Sutton is playing good football. The added weight hasn’t changed his initial quickness, he’s still demonstrating good leverage and a variety of effective techniques with his hands, and he’s making plays on the rare occasions he’s left one-on-one. Moreover, Sutton is sustaining his intensity for 60 minutes.
Unfortunately, some who are writing about Sutton are missing these points that don’t show up in the box score. This is a common mistake I also see with running back evaluations where it’s easy to place too much emphasis on the box score and far less focus on technique, decision-making, and athleticism.
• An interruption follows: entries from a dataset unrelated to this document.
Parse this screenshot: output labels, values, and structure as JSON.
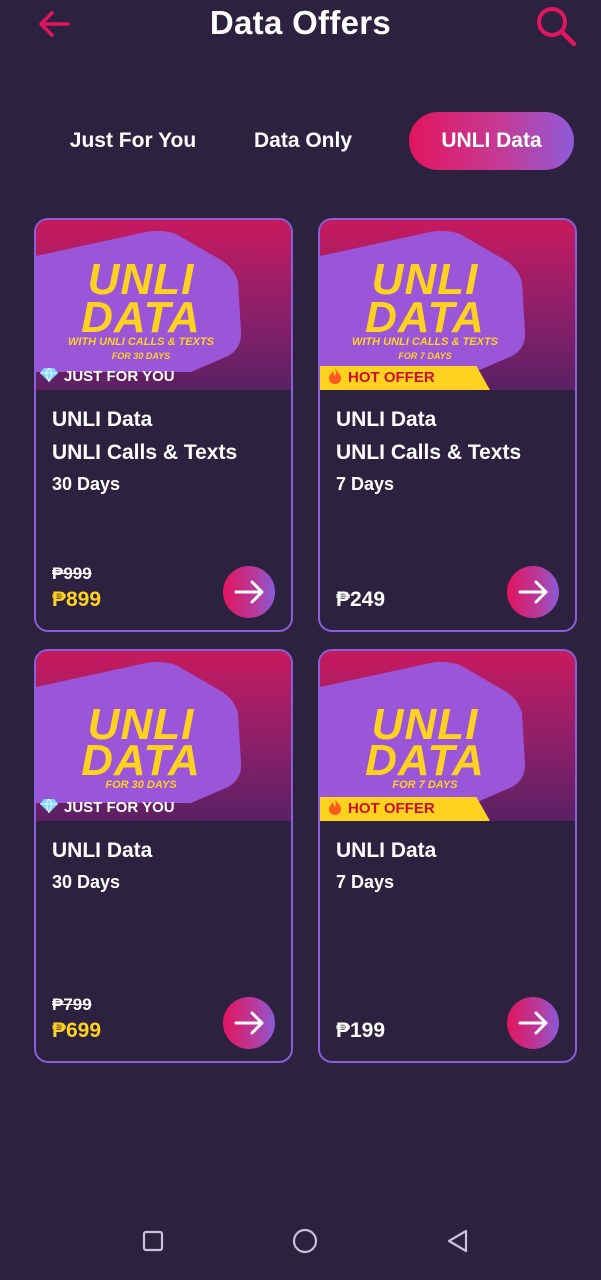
{
  "header": {
    "title": "Data Offers",
    "back_icon": "arrow-left-icon",
    "search_icon": "search-icon",
    "accent_color": "#e2155f"
  },
  "tabs": [
    {
      "label": "Just For You",
      "active": false
    },
    {
      "label": "Data Only",
      "active": false
    },
    {
      "label": "UNLI Data",
      "active": true
    }
  ],
  "offers": [
    {
      "banner": {
        "title1": "UNLI",
        "title2": "DATA",
        "subtitle": "WITH UNLI CALLS & TEXTS",
        "subtitle2": "FOR 30 DAYS"
      },
      "badge": "JUST FOR YOU",
      "line1": "UNLI Data",
      "line2": "UNLI Calls & Texts",
      "line3": "30 Days",
      "old_price": "₱999",
      "price": "₱899"
    },
    {
      "banner": {
        "title1": "UNLI",
        "title2": "DATA",
        "subtitle": "WITH UNLI CALLS & TEXTS",
        "subtitle2": "FOR 7 DAYS"
      },
      "badge": "HOT OFFER",
      "line1": "UNLI Data",
      "line2": "UNLI Calls & Texts",
      "line3": "7 Days",
      "price": "₱249"
    },
    {
      "banner": {
        "title1": "UNLI",
        "title2": "DATA",
        "subtitle": "FOR 30 DAYS"
      },
      "badge": "JUST FOR YOU",
      "line1": "UNLI Data",
      "line2": "30 Days",
      "old_price": "₱799",
      "price": "₱699"
    },
    {
      "banner": {
        "title1": "UNLI",
        "title2": "DATA",
        "subtitle": "FOR 7 DAYS"
      },
      "badge": "HOT OFFER",
      "line1": "UNLI Data",
      "line2": "7 Days",
      "price": "₱199"
    }
  ],
  "navbar": {
    "recents_icon": "square-icon",
    "home_icon": "circle-icon",
    "back_icon": "triangle-back-icon"
  },
  "colors": {
    "background": "#2d2140",
    "price_highlight": "#ffd21f",
    "card_border": "#8a5ed8",
    "hot_badge": "#ffd21f"
  }
}
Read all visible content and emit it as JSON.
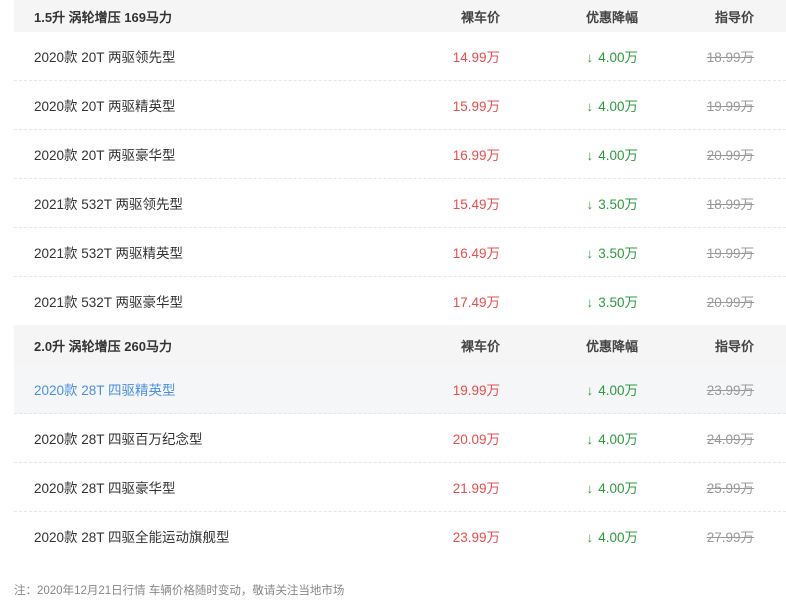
{
  "groups": [
    {
      "header": {
        "engine": "1.5升 涡轮增压 169马力",
        "col_price": "裸车价",
        "col_discount": "优惠降幅",
        "col_guide": "指导价"
      },
      "rows": [
        {
          "name": "2020款 20T 两驱领先型",
          "price": "14.99万",
          "discount": "4.00万",
          "guide": "18.99万"
        },
        {
          "name": "2020款 20T 两驱精英型",
          "price": "15.99万",
          "discount": "4.00万",
          "guide": "19.99万"
        },
        {
          "name": "2020款 20T 两驱豪华型",
          "price": "16.99万",
          "discount": "4.00万",
          "guide": "20.99万"
        },
        {
          "name": "2021款 532T 两驱领先型",
          "price": "15.49万",
          "discount": "3.50万",
          "guide": "18.99万"
        },
        {
          "name": "2021款 532T 两驱精英型",
          "price": "16.49万",
          "discount": "3.50万",
          "guide": "19.99万"
        },
        {
          "name": "2021款 532T 两驱豪华型",
          "price": "17.49万",
          "discount": "3.50万",
          "guide": "20.99万"
        }
      ]
    },
    {
      "header": {
        "engine": "2.0升 涡轮增压 260马力",
        "col_price": "裸车价",
        "col_discount": "优惠降幅",
        "col_guide": "指导价"
      },
      "rows": [
        {
          "name": "2020款 28T 四驱精英型",
          "price": "19.99万",
          "discount": "4.00万",
          "guide": "23.99万"
        },
        {
          "name": "2020款 28T 四驱百万纪念型",
          "price": "20.09万",
          "discount": "4.00万",
          "guide": "24.09万"
        },
        {
          "name": "2020款 28T 四驱豪华型",
          "price": "21.99万",
          "discount": "4.00万",
          "guide": "25.99万"
        },
        {
          "name": "2020款 28T 四驱全能运动旗舰型",
          "price": "23.99万",
          "discount": "4.00万",
          "guide": "27.99万"
        }
      ]
    }
  ],
  "arrow_symbol": "↓",
  "footer_note": "注：2020年12月21日行情 车辆价格随时变动，敬请关注当地市场",
  "colors": {
    "price": "#e84d4d",
    "discount": "#2c9a3c",
    "guide": "#999999",
    "link": "#4a90e2",
    "header_bg": "#f5f5f5"
  }
}
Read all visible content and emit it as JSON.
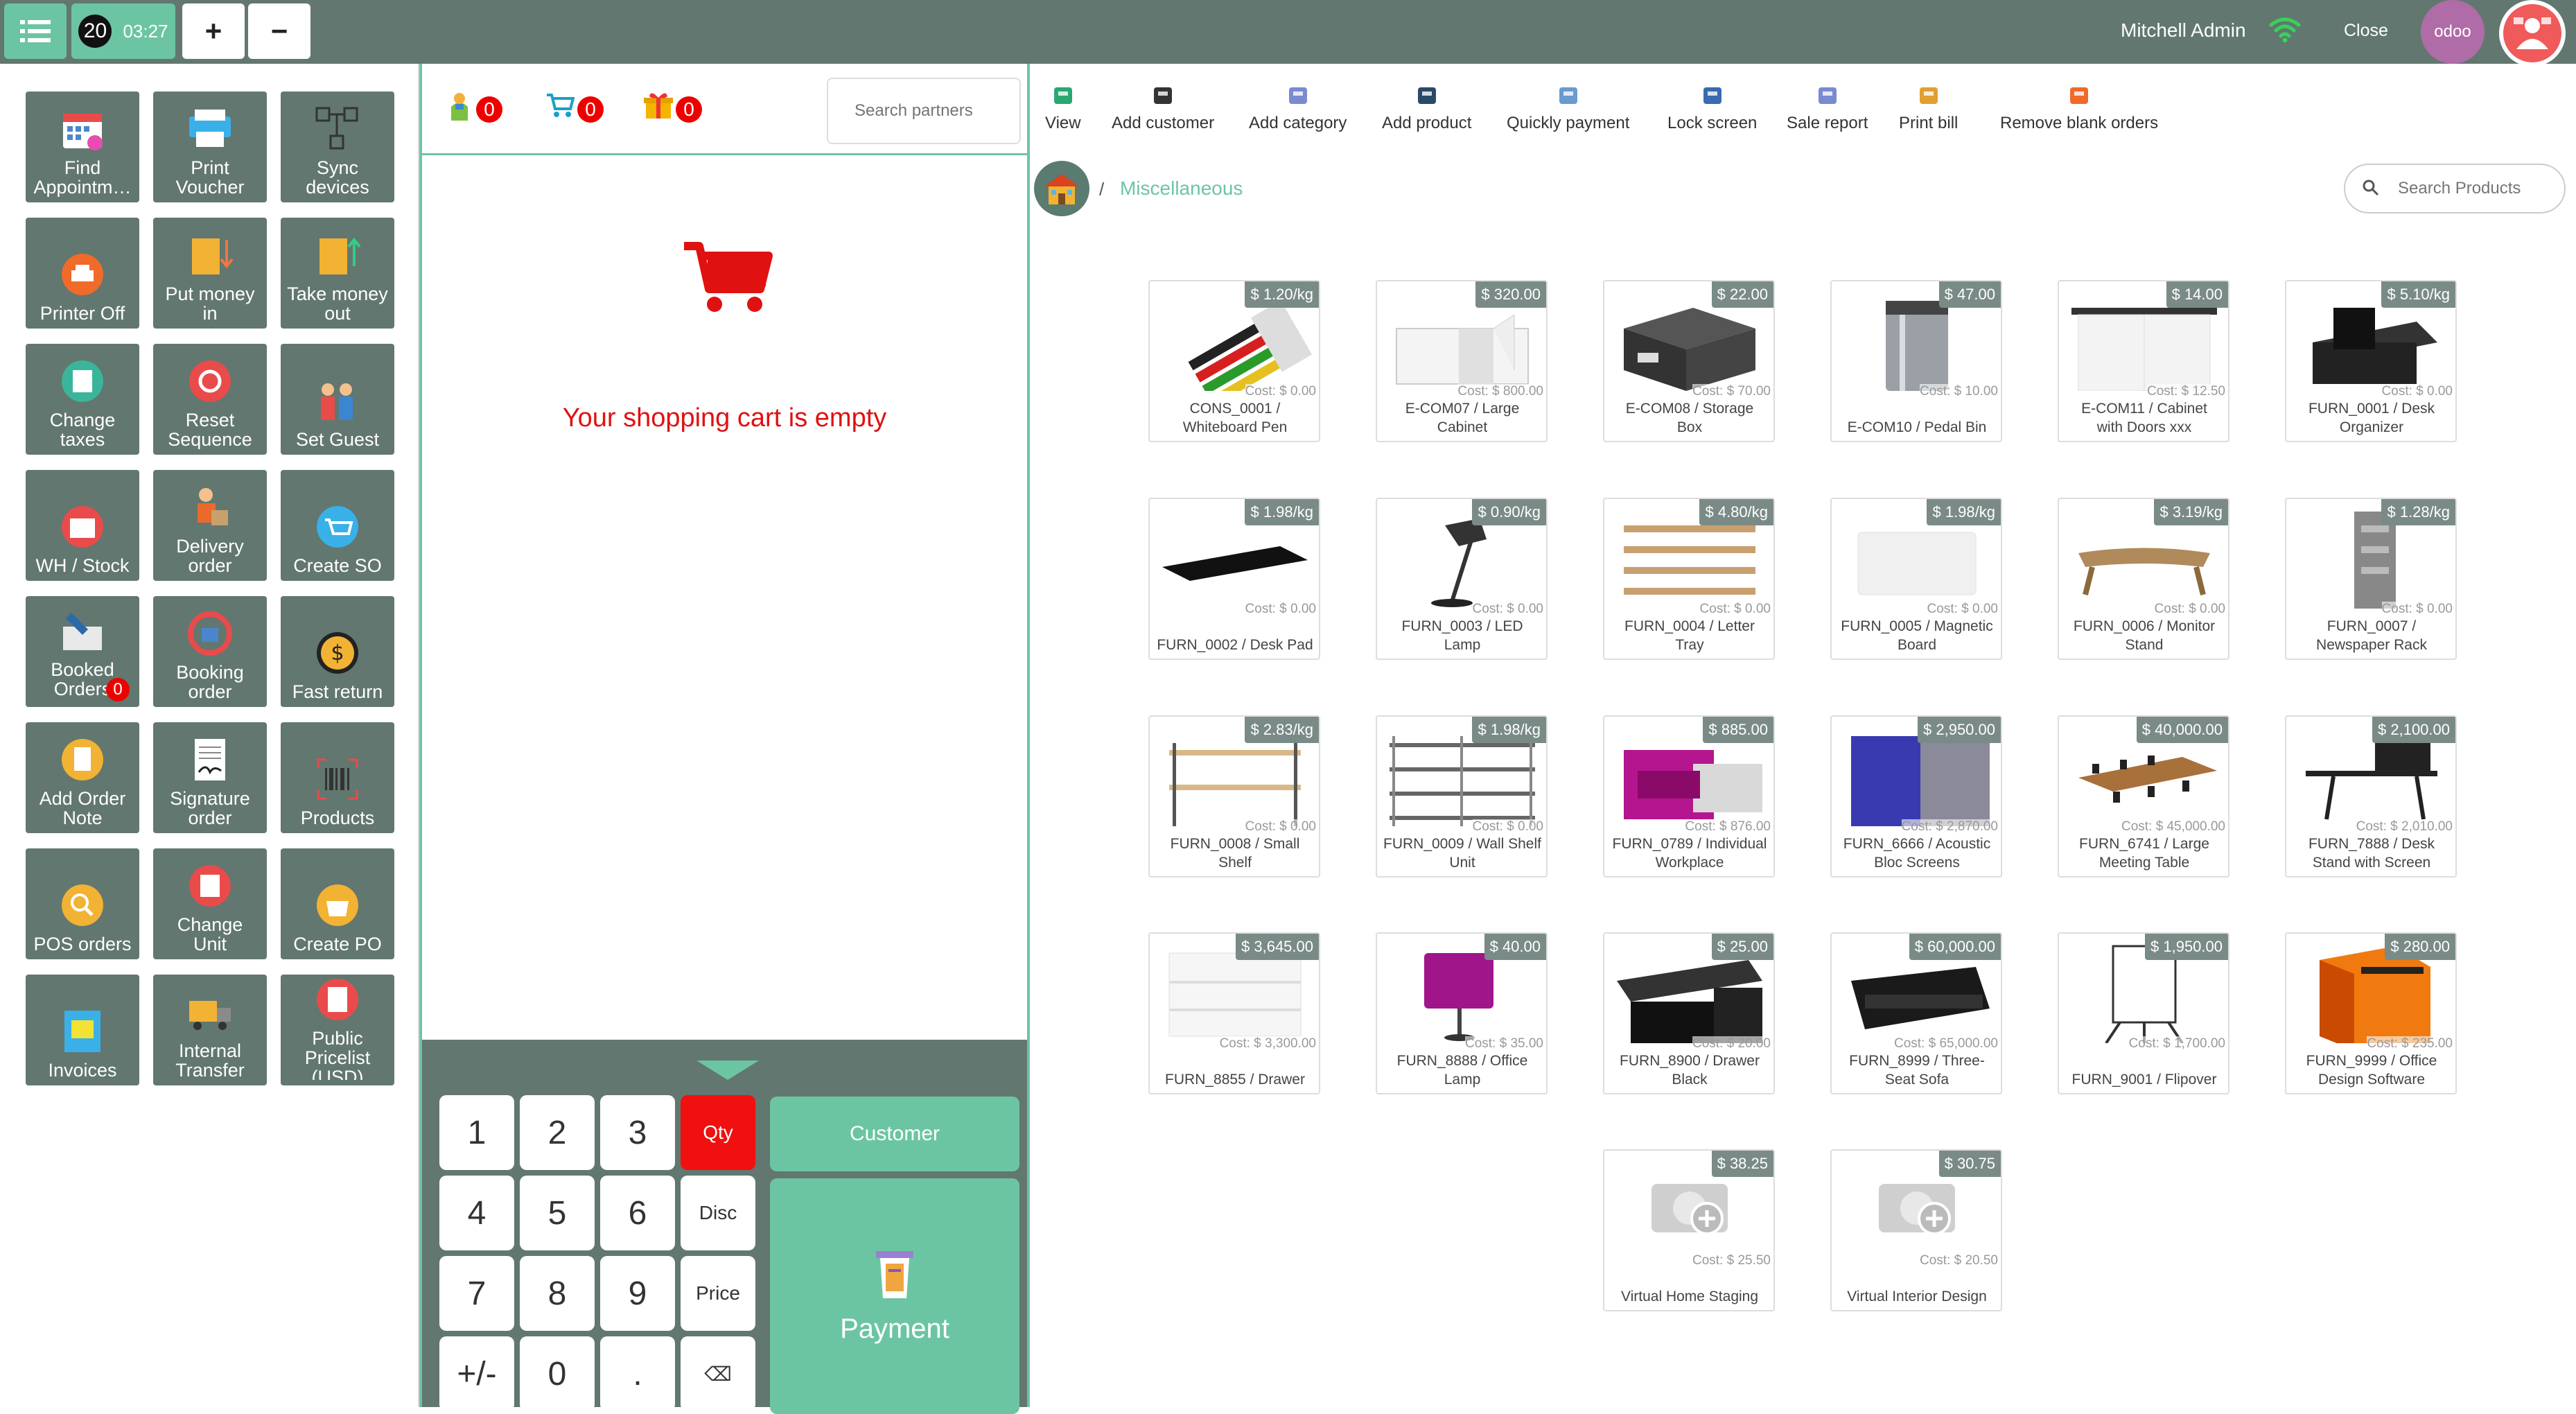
{
  "topbar": {
    "order_number": "20",
    "order_time": "03:27",
    "plus_label": "+",
    "minus_label": "−",
    "user_name": "Mitchell Admin",
    "close_label": "Close",
    "odoo_label": "odoo"
  },
  "tiles": [
    {
      "label": "Find\nAppointm…",
      "name": "find-appointment"
    },
    {
      "label": "Print\nVoucher",
      "name": "print-voucher"
    },
    {
      "label": "Sync\ndevices",
      "name": "sync-devices"
    },
    {
      "label": "Printer Off",
      "name": "printer-off"
    },
    {
      "label": "Put money\nin",
      "name": "put-money-in"
    },
    {
      "label": "Take money\nout",
      "name": "take-money-out"
    },
    {
      "label": "Change\ntaxes",
      "name": "change-taxes"
    },
    {
      "label": "Reset\nSequence",
      "name": "reset-sequence"
    },
    {
      "label": "Set Guest",
      "name": "set-guest"
    },
    {
      "label": "WH / Stock",
      "name": "wh-stock"
    },
    {
      "label": "Delivery\norder",
      "name": "delivery-order"
    },
    {
      "label": "Create SO",
      "name": "create-so"
    },
    {
      "label": "Booked\nOrders",
      "name": "booked-orders",
      "badge": "0"
    },
    {
      "label": "Booking\norder",
      "name": "booking-order"
    },
    {
      "label": "Fast return",
      "name": "fast-return"
    },
    {
      "label": "Add Order\nNote",
      "name": "add-order-note"
    },
    {
      "label": "Signature\norder",
      "name": "signature-order"
    },
    {
      "label": "Products",
      "name": "products"
    },
    {
      "label": "POS orders",
      "name": "pos-orders"
    },
    {
      "label": "Change\nUnit",
      "name": "change-unit"
    },
    {
      "label": "Create PO",
      "name": "create-po"
    },
    {
      "label": "Invoices",
      "name": "invoices"
    },
    {
      "label": "Internal\nTransfer",
      "name": "internal-transfer"
    },
    {
      "label": "Public\nPricelist\n(USD)",
      "name": "public-pricelist"
    }
  ],
  "order_header": {
    "client_count": "0",
    "cart_count": "0",
    "gift_count": "0",
    "search_placeholder": "Search partners"
  },
  "cart": {
    "empty_message": "Your shopping cart is empty"
  },
  "numpad": {
    "keys": [
      "1",
      "2",
      "3",
      "Qty",
      "4",
      "5",
      "6",
      "Disc",
      "7",
      "8",
      "9",
      "Price",
      "+/-",
      "0",
      ".",
      "⌫"
    ],
    "customer_label": "Customer",
    "payment_label": "Payment"
  },
  "toolbar": [
    {
      "label": "View",
      "icon": "view-icon"
    },
    {
      "label": "Add customer",
      "icon": "add-customer-icon"
    },
    {
      "label": "Add category",
      "icon": "add-category-icon"
    },
    {
      "label": "Add product",
      "icon": "add-product-icon"
    },
    {
      "label": "Quickly payment",
      "icon": "quick-payment-icon"
    },
    {
      "label": "Lock screen",
      "icon": "lock-screen-icon"
    },
    {
      "label": "Sale report",
      "icon": "sale-report-icon"
    },
    {
      "label": "Print bill",
      "icon": "print-bill-icon"
    },
    {
      "label": "Remove blank orders",
      "icon": "trash-icon"
    }
  ],
  "breadcrumb": {
    "separator": "/",
    "category": "Miscellaneous"
  },
  "search_products_placeholder": "Search Products",
  "products": [
    {
      "name": "CONS_0001 /\nWhiteboard Pen",
      "price": "$ 1.20/kg",
      "cost": "Cost: $ 0.00",
      "kind": "pens"
    },
    {
      "name": "E-COM07 / Large\nCabinet",
      "price": "$ 320.00",
      "cost": "Cost: $ 800.00",
      "kind": "cabinet"
    },
    {
      "name": "E-COM08 / Storage\nBox",
      "price": "$ 22.00",
      "cost": "Cost: $ 70.00",
      "kind": "box"
    },
    {
      "name": "E-COM10 / Pedal Bin",
      "price": "$ 47.00",
      "cost": "Cost: $ 10.00",
      "kind": "bin"
    },
    {
      "name": "E-COM11 / Cabinet\nwith Doors xxx",
      "price": "$ 14.00",
      "cost": "Cost: $ 12.50",
      "kind": "cabinet2"
    },
    {
      "name": "FURN_0001 / Desk\nOrganizer",
      "price": "$ 5.10/kg",
      "cost": "Cost: $ 0.00",
      "kind": "organizer"
    },
    {
      "name": "FURN_0002 / Desk Pad",
      "price": "$ 1.98/kg",
      "cost": "Cost: $ 0.00",
      "kind": "pad"
    },
    {
      "name": "FURN_0003 / LED\nLamp",
      "price": "$ 0.90/kg",
      "cost": "Cost: $ 0.00",
      "kind": "lamp"
    },
    {
      "name": "FURN_0004 / Letter\nTray",
      "price": "$ 4.80/kg",
      "cost": "Cost: $ 0.00",
      "kind": "tray"
    },
    {
      "name": "FURN_0005 / Magnetic\nBoard",
      "price": "$ 1.98/kg",
      "cost": "Cost: $ 0.00",
      "kind": "board"
    },
    {
      "name": "FURN_0006 / Monitor\nStand",
      "price": "$ 3.19/kg",
      "cost": "Cost: $ 0.00",
      "kind": "stand"
    },
    {
      "name": "FURN_0007 /\nNewspaper Rack",
      "price": "$ 1.28/kg",
      "cost": "Cost: $ 0.00",
      "kind": "rack"
    },
    {
      "name": "FURN_0008 / Small\nShelf",
      "price": "$ 2.83/kg",
      "cost": "Cost: $ 0.00",
      "kind": "shelf"
    },
    {
      "name": "FURN_0009 / Wall Shelf\nUnit",
      "price": "$ 1.98/kg",
      "cost": "Cost: $ 0.00",
      "kind": "wallshelf"
    },
    {
      "name": "FURN_0789 / Individual\nWorkplace",
      "price": "$ 885.00",
      "cost": "Cost: $ 876.00",
      "kind": "workplace"
    },
    {
      "name": "FURN_6666 / Acoustic\nBloc Screens",
      "price": "$ 2,950.00",
      "cost": "Cost: $ 2,870.00",
      "kind": "screens"
    },
    {
      "name": "FURN_6741 / Large\nMeeting Table",
      "price": "$ 40,000.00",
      "cost": "Cost: $ 45,000.00",
      "kind": "table"
    },
    {
      "name": "FURN_7888 / Desk\nStand with Screen",
      "price": "$ 2,100.00",
      "cost": "Cost: $ 2,010.00",
      "kind": "desk"
    },
    {
      "name": "FURN_8855 / Drawer",
      "price": "$ 3,645.00",
      "cost": "Cost: $ 3,300.00",
      "kind": "drawer"
    },
    {
      "name": "FURN_8888 / Office\nLamp",
      "price": "$ 40.00",
      "cost": "Cost: $ 35.00",
      "kind": "officelamp"
    },
    {
      "name": "FURN_8900 / Drawer\nBlack",
      "price": "$ 25.00",
      "cost": "Cost: $ 20.00",
      "kind": "drawerblack"
    },
    {
      "name": "FURN_8999 / Three-\nSeat Sofa",
      "price": "$ 60,000.00",
      "cost": "Cost: $ 65,000.00",
      "kind": "sofa"
    },
    {
      "name": "FURN_9001 / Flipover",
      "price": "$ 1,950.00",
      "cost": "Cost: $ 1,700.00",
      "kind": "flipover"
    },
    {
      "name": "FURN_9999 / Office\nDesign Software",
      "price": "$ 280.00",
      "cost": "Cost: $ 235.00",
      "kind": "software"
    },
    {
      "name": "Virtual Home Staging",
      "price": "$ 38.25",
      "cost": "Cost: $ 25.50",
      "kind": "placeholder"
    },
    {
      "name": "Virtual Interior Design",
      "price": "$ 30.75",
      "cost": "Cost: $ 20.50",
      "kind": "placeholder"
    }
  ],
  "colors": {
    "topbar": "#62776f",
    "accent": "#6cc5a2",
    "alert_red": "#e01111",
    "price_tag": "#7a8b87"
  }
}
It’s a telltale sign that some people don’t know what to study –- especially if they comment about games they didn’t evaluate of a running back because "they didn’t have room to run." If the plays aren’t working as intended and it skews an evaluator’s ability to evaluate, they aren’t looking at the right things. Sutton is the victim of a similar type of misinformed analysis as a defensive tackle.
While Star Lotlulelei is a bigger, stronger player than Sutton, he didn’t face a single offensive line the caliber of Stanford and Wisconsin when he was at Utah last year. Nor did I see him double-teamed with the same frequency. Sutton may not be a flawless player, but his skill is much closer to a first or second-day pick in April than some characterize.
Author's Note - Here is a comment from @ASUDevilscom to my Twitter account that is worth posting.
Good Sutton article. Agree with it mostly, but I cover ASU for a living and Sutton's weight was inaccurately listed last year. His June weight of 267 was listed during [the] season, but he weighed 280-ish to start the year and 290-295 by the bowl game. That's definite. ASU media relations should have updated it, but didn't and it created a false perception of a 30-plus-pound weight gain that isn't true.